There are some faint signs that the current economy is bottoming. For instance, the number of unemployment claims has gradually declined, and mortgage applications are rising. Airline passenger activity is climbing as well.

Shiller, the author of “Irrational Exuberance,” said many investors have FOMO, or fear of missing out, because they didn't participate in the last bull market: “They remember not catching it last time.”

And then there's the impact of Trump's public confidence in the economy's ability to rebound rapidly.

“Donald Trump encourages a sort of self-confidence. You don't have to believe Trump — you only have to believe that other people believe Trump,” said Shiller.

How will the economy be affected?

Yet there are concerns that the recovery could be delayed or derailed by the race crisis, depending upon how long it lasts. Already-weak consumer and business confidence could fall further, leading to additional cuts to the spending that drives the economy.

“It's going to be a depressant. It will slow the trajectory of the reopening in the short term,” said Danielle DiMartino Booth, CEO and chief strategist at Quill Intelligence. “If this persists, it will add a whole new level of uncertainty.”

It's too early to know whether the unrest will worsen the pandemic. Although some protesters are wearing masks, many others are not.

US Surgeon General Dr. Jerome Adams told Politico on Monday there is “every reason that we will see new clusters and potentially new outbreaks” following the protests. That could force some states to unwind their plans to reopen businesses.

“We have to worry about the potential for a resurgence in infections. Any one of these protests could be a super-spreader event,” said Hooper.

'People are angry'

Although the unrest was initially sparked by the killing of George Floyd, the continued broader economic discontent is an undercurrent. The United States has long suffered from stark inequality, particularly across race and gender divides, and the lack of reckoning has fueled a sense that the American dream is not alive and well.

The top 1% of households controlled $36.8 trillion at the end of last year, according to the Federal Reserve — up an eye-popping 651% from the $4.9 trillion they held in 1989. The bottom 50% of families held only $1.7 trillion at the end of last year, up a far more modest 112%.

The divide between rich and poor was worsened by the Great Recession and its aftermath. The US government's response relied heavily on easy money from the Fed, rather than the kind of fiscal stimulus that can help lower-income Americans.

“The policies used to get the great financial crisis exacerbated wealth inequality,” said Invesco's Hooper.

Extreme inequality isn't just a social issue. It could become a problem for Wall Street.

That's because it can lead to periods of instability that make businesses and consumers reluctant to spend, hurting corporate profits.
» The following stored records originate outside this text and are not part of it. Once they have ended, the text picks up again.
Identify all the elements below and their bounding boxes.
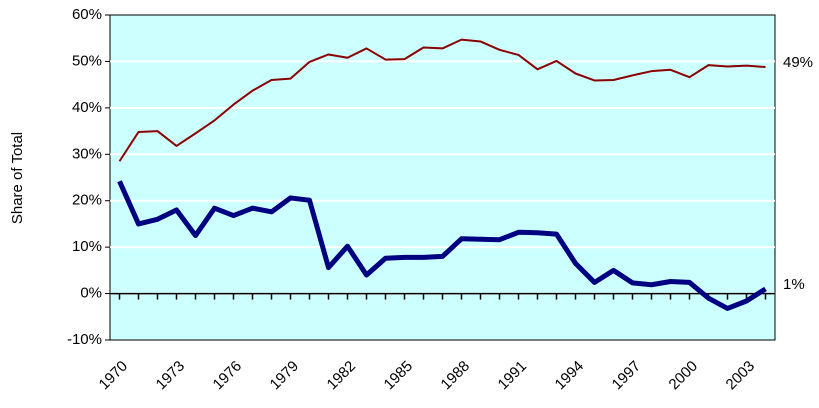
y-axis-label: Share of Total bbox=[9, 132, 26, 224]
y-tick-label: 20% bbox=[72, 192, 102, 209]
x-tick-label: 1979 bbox=[267, 358, 303, 394]
x-tick-label: 1985 bbox=[381, 358, 417, 394]
value-label: 1% bbox=[783, 276, 805, 293]
y-tick-label: -10% bbox=[67, 331, 102, 348]
x-tick-label: 1982 bbox=[324, 358, 360, 394]
y-tick-label: 50% bbox=[72, 52, 102, 69]
x-tick-label: 1973 bbox=[153, 358, 189, 394]
series-line bbox=[117, 180, 767, 311]
y-tick-label: 60% bbox=[72, 6, 102, 23]
x-tick-label: 1988 bbox=[438, 358, 474, 394]
x-tick-label: 1991 bbox=[495, 358, 531, 394]
x-tick-label: 1976 bbox=[210, 358, 246, 394]
x-tick-label: 1997 bbox=[609, 358, 645, 394]
series-line bbox=[118, 38, 766, 162]
x-tick-label: 2003 bbox=[723, 358, 759, 394]
y-tick-label: 40% bbox=[72, 99, 102, 116]
x-tick-label: 2000 bbox=[666, 358, 702, 394]
plot-area bbox=[109, 14, 776, 341]
x-tick-label: 1994 bbox=[552, 358, 588, 394]
y-tick-label: 0% bbox=[80, 285, 102, 302]
x-tick-label: 1970 bbox=[96, 358, 132, 394]
y-tick-label: 10% bbox=[72, 238, 102, 255]
y-tick-label: 30% bbox=[72, 145, 102, 162]
value-label: 49% bbox=[783, 54, 813, 71]
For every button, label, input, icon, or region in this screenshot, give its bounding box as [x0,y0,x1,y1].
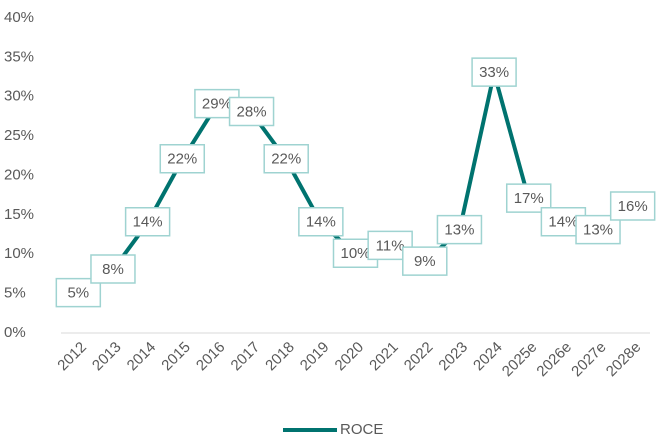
y-tick-label: 40% [4,9,34,26]
x-tick-label: 2013 [89,339,125,375]
y-tick-label: 30% [4,88,34,105]
data-label: 11% [376,237,405,254]
y-tick-label: 0% [4,324,26,341]
x-tick-label: 2023 [435,339,471,375]
x-tick-label: 2014 [124,339,160,375]
data-label: 22% [167,151,197,168]
y-tick-label: 25% [4,127,34,144]
data-label: 5% [67,285,89,302]
x-tick-label: 2015 [158,339,194,375]
data-label: 8% [102,261,124,278]
legend-label: ROCE [340,421,383,438]
data-label-box [436,214,483,245]
data-label: 13% [444,222,474,239]
x-tick-label: 2012 [54,339,90,375]
y-tick-label: 15% [4,206,34,223]
data-label: 14% [306,214,336,231]
y-tick-label: 20% [4,166,34,183]
data-label-box [609,191,656,221]
y-tick-label: 10% [4,245,34,262]
x-tick-label: 2020 [332,339,368,375]
data-label: 29% [202,96,232,113]
x-tick-label: 2022 [401,339,437,375]
x-tick-label: 2017 [228,339,264,375]
data-label-box [402,246,448,276]
data-label: 10% [340,245,370,262]
data-label-box [124,207,171,237]
data-label: 14% [548,214,578,231]
x-tick-label: 2019 [297,339,333,375]
x-tick-label: 2026e [533,339,575,381]
data-label: 17% [514,190,544,207]
x-tick-label: 2027e [568,339,610,381]
x-tick-label: 2025e [499,339,541,381]
x-tick-label: 2021 [366,339,402,375]
y-tick-label: 5% [4,285,26,302]
data-label-box [90,254,136,284]
data-label-box [298,207,344,237]
data-label-box [228,96,275,127]
data-label-box [159,144,206,174]
data-label: 9% [414,253,436,270]
data-label: 33% [479,64,509,81]
data-label: 16% [618,198,648,215]
data-label: 13% [583,222,613,239]
y-tick-label: 35% [4,48,34,65]
data-label: 14% [133,214,163,231]
data-label-box [471,57,517,87]
data-label: 22% [271,151,301,168]
x-tick-label: 2018 [262,339,298,375]
data-label-box [263,144,309,174]
x-tick-label: 2016 [193,339,229,375]
x-tick-label: 2028e [603,339,645,381]
data-label: 28% [237,103,267,120]
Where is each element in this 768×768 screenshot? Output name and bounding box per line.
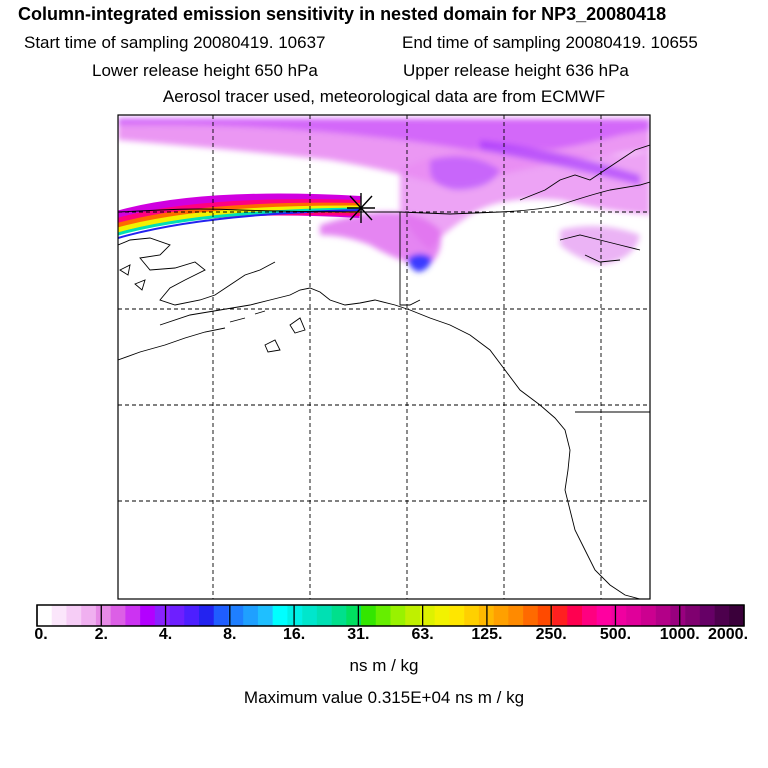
colorbar-units: ns m / kg — [349, 656, 419, 675]
colorbar-tick-label: 0. — [34, 626, 48, 643]
colorbar-swatch — [331, 605, 347, 626]
plume-upper-band — [118, 118, 650, 153]
colorbar-swatch — [537, 605, 553, 626]
release-marker — [347, 193, 375, 223]
sensitivity-field — [118, 118, 650, 272]
colorbar-tick-label: 31. — [347, 626, 370, 643]
colorbar-swatch — [95, 605, 111, 626]
page-title: Column-integrated emission sensitivity i… — [18, 4, 667, 24]
colorbar-tick-label: 16. — [282, 626, 306, 643]
colorbar-swatch — [243, 605, 259, 626]
colorbar-swatch — [66, 605, 82, 626]
colorbar-swatch — [184, 605, 200, 626]
colorbar-swatch — [405, 605, 421, 626]
coast-canada-arctic — [519, 144, 650, 263]
release-upper: Upper release height 636 hPa — [403, 61, 629, 80]
colorbar-tick-label: 125. — [471, 626, 503, 643]
colorbar-swatch — [110, 605, 126, 626]
colorbar-swatch — [729, 605, 745, 626]
max-value-label: Maximum value 0.315E+04 ns m / kg — [243, 688, 525, 707]
map-frame — [117, 114, 651, 600]
colorbar-swatch — [51, 605, 67, 626]
sampling-end: End time of sampling 20080419. 10655 — [402, 33, 698, 52]
colorbar-swatch — [272, 605, 288, 626]
colorbar-swatch — [81, 605, 97, 626]
colorbar-swatch — [552, 605, 568, 626]
colorbar-swatch — [125, 605, 141, 626]
colorbar-swatch — [611, 605, 627, 626]
colorbar-swatch — [169, 605, 185, 626]
grid-lines — [118, 115, 650, 599]
colorbar-swatch — [361, 605, 377, 626]
colorbar-swatch — [449, 605, 465, 626]
colorbar-swatch — [199, 605, 215, 626]
colorbar-swatch — [714, 605, 730, 626]
colorbar-swatch — [523, 605, 539, 626]
plume-spot-blue — [408, 254, 432, 272]
colorbar-tick-label: 500. — [599, 626, 632, 643]
colorbar-swatch — [419, 605, 435, 626]
colorbar-swatch — [670, 605, 686, 626]
plume-patch-ne — [560, 226, 640, 265]
colorbar-tick-label: 1000. — [659, 626, 700, 643]
colorbar-swatch — [390, 605, 406, 626]
colorbar-swatch — [375, 605, 391, 626]
colorbar-frame — [36, 604, 745, 627]
colorbar-swatch — [655, 605, 671, 626]
colorbar-swatch — [493, 605, 509, 626]
release-lower: Lower release height 650 hPa — [92, 61, 318, 80]
coast-alaska-west — [118, 237, 276, 306]
map-area — [118, 115, 650, 599]
colorbar-swatch — [257, 605, 273, 626]
colorbar-swatch — [596, 605, 612, 626]
colorbar-tick-label: 63. — [411, 626, 434, 643]
colorbar-swatch — [346, 605, 362, 626]
colorbar-tick-label: 250. — [535, 626, 567, 643]
colorbar-swatch — [37, 605, 53, 626]
border-alaska-canada — [399, 212, 421, 306]
colorbar-tick-label: 2000. — [707, 626, 749, 643]
colorbar-swatch — [287, 605, 303, 626]
colorbar-swatch — [581, 605, 598, 626]
coast-aleutians — [118, 310, 266, 361]
coast-alaska-south — [159, 287, 641, 599]
colorbar — [37, 605, 745, 626]
colorbar-swatch — [640, 605, 656, 626]
colorbar-swatch — [302, 605, 318, 626]
colorbar-swatch — [140, 605, 156, 626]
colorbar-tick-label: 8. — [223, 626, 237, 643]
coastlines — [118, 144, 650, 599]
colorbar-swatch — [508, 605, 524, 626]
sampling-start: Start time of sampling 20080419. 10637 — [24, 33, 326, 52]
colorbar-swatch — [316, 605, 332, 626]
colorbar-swatch — [699, 605, 715, 626]
colorbar-swatch — [685, 605, 701, 626]
colorbar-swatch — [213, 605, 229, 626]
coast-islands-west — [119, 264, 306, 353]
colorbar-swatch — [154, 605, 170, 626]
colorbar-swatch — [567, 605, 583, 626]
colorbar-swatch — [228, 605, 244, 626]
tracer-info: Aerosol tracer used, meteorological data… — [162, 87, 606, 106]
release-ribbon — [118, 193, 361, 239]
colorbar-tick-label: 4. — [158, 626, 173, 643]
colorbar-swatch — [464, 605, 480, 626]
plume-swirl — [430, 156, 500, 190]
colorbar-tick-label: 2. — [94, 626, 108, 643]
colorbar-swatch — [626, 605, 642, 626]
colorbar-swatch — [434, 605, 450, 626]
plume-lobe-south — [320, 211, 441, 268]
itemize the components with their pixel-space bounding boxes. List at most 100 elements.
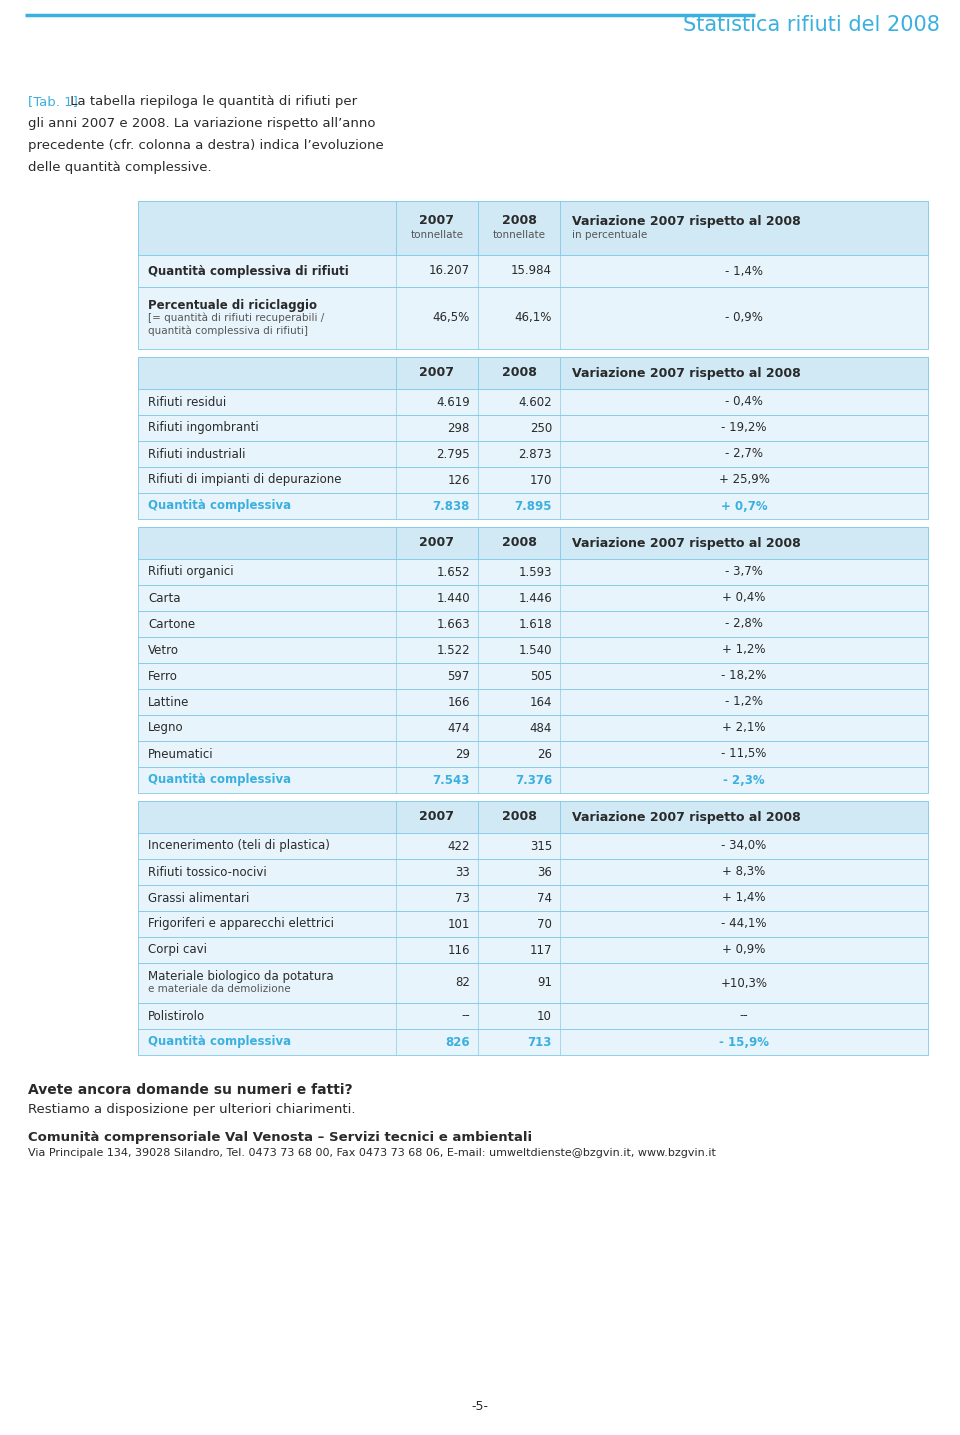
Text: Frigoriferi e apparecchi elettrici: Frigoriferi e apparecchi elettrici bbox=[148, 917, 334, 930]
Text: +10,3%: +10,3% bbox=[721, 976, 767, 990]
Bar bbox=[138, 637, 928, 663]
Text: in percentuale: in percentuale bbox=[572, 230, 647, 240]
Text: 2007: 2007 bbox=[420, 214, 454, 228]
Text: 2.795: 2.795 bbox=[437, 448, 470, 461]
Text: Variazione 2007 rispetto al 2008: Variazione 2007 rispetto al 2008 bbox=[572, 366, 801, 379]
Text: 597: 597 bbox=[447, 670, 470, 683]
Text: 73: 73 bbox=[455, 891, 470, 904]
Text: Legno: Legno bbox=[148, 722, 183, 735]
Text: + 2,1%: + 2,1% bbox=[722, 722, 766, 735]
Text: - 1,2%: - 1,2% bbox=[725, 696, 763, 709]
Bar bbox=[138, 801, 928, 832]
Text: + 8,3%: + 8,3% bbox=[722, 865, 766, 878]
Text: quantità complessiva di rifiuti]: quantità complessiva di rifiuti] bbox=[148, 326, 308, 336]
Text: 2.873: 2.873 bbox=[518, 448, 552, 461]
Text: 126: 126 bbox=[447, 474, 470, 486]
Text: - 2,7%: - 2,7% bbox=[725, 448, 763, 461]
Bar bbox=[138, 1003, 928, 1029]
Text: gli anni 2007 e 2008. La variazione rispetto all’anno: gli anni 2007 e 2008. La variazione risp… bbox=[28, 118, 375, 131]
Text: 26: 26 bbox=[537, 748, 552, 761]
Text: [= quantità di rifiuti recuperabili /: [= quantità di rifiuti recuperabili / bbox=[148, 313, 324, 323]
Bar bbox=[138, 611, 928, 637]
Text: Carta: Carta bbox=[148, 591, 180, 604]
Text: 7.543: 7.543 bbox=[433, 773, 470, 786]
Bar bbox=[138, 832, 928, 860]
Text: 484: 484 bbox=[530, 722, 552, 735]
Text: 116: 116 bbox=[447, 943, 470, 957]
Bar bbox=[138, 1029, 928, 1055]
Bar bbox=[138, 860, 928, 885]
Text: 1.618: 1.618 bbox=[518, 617, 552, 630]
Text: 315: 315 bbox=[530, 839, 552, 852]
Text: 7.838: 7.838 bbox=[433, 499, 470, 512]
Bar bbox=[138, 963, 928, 1003]
Text: - 2,8%: - 2,8% bbox=[725, 617, 763, 630]
Text: 74: 74 bbox=[537, 891, 552, 904]
Text: - 2,3%: - 2,3% bbox=[723, 773, 765, 786]
Text: - 18,2%: - 18,2% bbox=[721, 670, 767, 683]
Text: 70: 70 bbox=[538, 917, 552, 930]
Bar bbox=[138, 287, 928, 349]
Text: 2007: 2007 bbox=[420, 366, 454, 379]
Text: Vetro: Vetro bbox=[148, 643, 179, 656]
Text: 117: 117 bbox=[530, 943, 552, 957]
Text: delle quantità complessive.: delle quantità complessive. bbox=[28, 161, 211, 174]
Text: -5-: -5- bbox=[471, 1401, 489, 1413]
Bar bbox=[138, 689, 928, 715]
Text: 4.619: 4.619 bbox=[436, 396, 470, 409]
Text: 298: 298 bbox=[447, 422, 470, 435]
Text: 46,5%: 46,5% bbox=[433, 311, 470, 324]
Text: - 19,2%: - 19,2% bbox=[721, 422, 767, 435]
Bar bbox=[138, 766, 928, 794]
Bar bbox=[138, 911, 928, 937]
Text: 36: 36 bbox=[538, 865, 552, 878]
Bar bbox=[138, 937, 928, 963]
Text: Avete ancora domande su numeri e fatti?: Avete ancora domande su numeri e fatti? bbox=[28, 1083, 352, 1096]
Text: Percentuale di riciclaggio: Percentuale di riciclaggio bbox=[148, 298, 317, 311]
Text: + 1,4%: + 1,4% bbox=[722, 891, 766, 904]
Text: - 15,9%: - 15,9% bbox=[719, 1036, 769, 1049]
Text: - 44,1%: - 44,1% bbox=[721, 917, 767, 930]
Bar bbox=[138, 201, 928, 255]
Bar bbox=[138, 740, 928, 766]
Text: Corpi cavi: Corpi cavi bbox=[148, 943, 207, 957]
Text: precedente (cfr. colonna a destra) indica l’evoluzione: precedente (cfr. colonna a destra) indic… bbox=[28, 139, 384, 152]
Text: 505: 505 bbox=[530, 670, 552, 683]
Text: Quantità complessiva: Quantità complessiva bbox=[148, 499, 291, 512]
Text: Statistica rifiuti del 2008: Statistica rifiuti del 2008 bbox=[684, 14, 940, 34]
Text: 1.540: 1.540 bbox=[518, 643, 552, 656]
Bar bbox=[138, 663, 928, 689]
Text: 82: 82 bbox=[455, 976, 470, 990]
Text: Variazione 2007 rispetto al 2008: Variazione 2007 rispetto al 2008 bbox=[572, 537, 801, 550]
Text: 15.984: 15.984 bbox=[511, 264, 552, 277]
Text: Rifiuti residui: Rifiuti residui bbox=[148, 396, 227, 409]
Bar bbox=[138, 560, 928, 585]
Text: 1.446: 1.446 bbox=[518, 591, 552, 604]
Text: Ferro: Ferro bbox=[148, 670, 178, 683]
Text: 713: 713 bbox=[528, 1036, 552, 1049]
Text: Via Principale 134, 39028 Silandro, Tel. 0473 73 68 00, Fax 0473 73 68 06, E-mai: Via Principale 134, 39028 Silandro, Tel.… bbox=[28, 1148, 716, 1158]
Text: 2008: 2008 bbox=[501, 214, 537, 228]
Text: 1.663: 1.663 bbox=[437, 617, 470, 630]
Text: 2008: 2008 bbox=[501, 366, 537, 379]
Text: 4.602: 4.602 bbox=[518, 396, 552, 409]
Text: 1.593: 1.593 bbox=[518, 565, 552, 578]
Text: 164: 164 bbox=[530, 696, 552, 709]
Text: - 3,7%: - 3,7% bbox=[725, 565, 763, 578]
Text: Lattine: Lattine bbox=[148, 696, 189, 709]
Text: + 0,9%: + 0,9% bbox=[722, 943, 766, 957]
Bar bbox=[138, 494, 928, 519]
Text: 29: 29 bbox=[455, 748, 470, 761]
Text: 170: 170 bbox=[530, 474, 552, 486]
Bar bbox=[138, 885, 928, 911]
Text: 422: 422 bbox=[447, 839, 470, 852]
Text: Polistirolo: Polistirolo bbox=[148, 1009, 205, 1023]
Text: 1.440: 1.440 bbox=[437, 591, 470, 604]
Text: Quantità complessiva di rifiuti: Quantità complessiva di rifiuti bbox=[148, 264, 348, 277]
Text: + 25,9%: + 25,9% bbox=[719, 474, 769, 486]
Text: Rifiuti organici: Rifiuti organici bbox=[148, 565, 233, 578]
Text: 10: 10 bbox=[538, 1009, 552, 1023]
Text: --: -- bbox=[739, 1009, 749, 1023]
Text: --: -- bbox=[461, 1009, 470, 1023]
Text: 7.376: 7.376 bbox=[515, 773, 552, 786]
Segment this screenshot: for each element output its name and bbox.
And inequality will increase the popularity of proposals to make sweeping changes to a system that some voters see as rigged such as Elizabeth Warren's push for a wealth tax.

Unrest could amplify the divide even further

A similar story is playing out today.

First, the coronavirus pandemic disproportionately hit poorer Americans, many of whom work in the hospitality and service sectors rocked by the pandemic. Nearly 40% of low-income workers lost their jobs in March alone, according to the Fed.

Secondly, the decoupling of the stock market from the real economy is amplifying inequality because many poorer Americans have little to no exposure to stocks.

“They're not benefiting from the rise of Amazon and Microsoft. They live in a completely different world,” said Brusuelas.

And then there's the civil unrest, which doesn't just reflect inequality. In an economic sense, it could have the unfortunate side effect of making the divide even worse.

Lower-income communities have been hit hard by riots, looting and vandalism. It can take years for less affluent neighborhoods and small businesses, many of which were already hurting from the pandemic, to recover from the damage.

“This will exacerbate the divide,” said Booth. “Two weeks of delayed reopening won't affect Target or Walmart. But for small businesses barely holding on, it could make the difference between life and death.”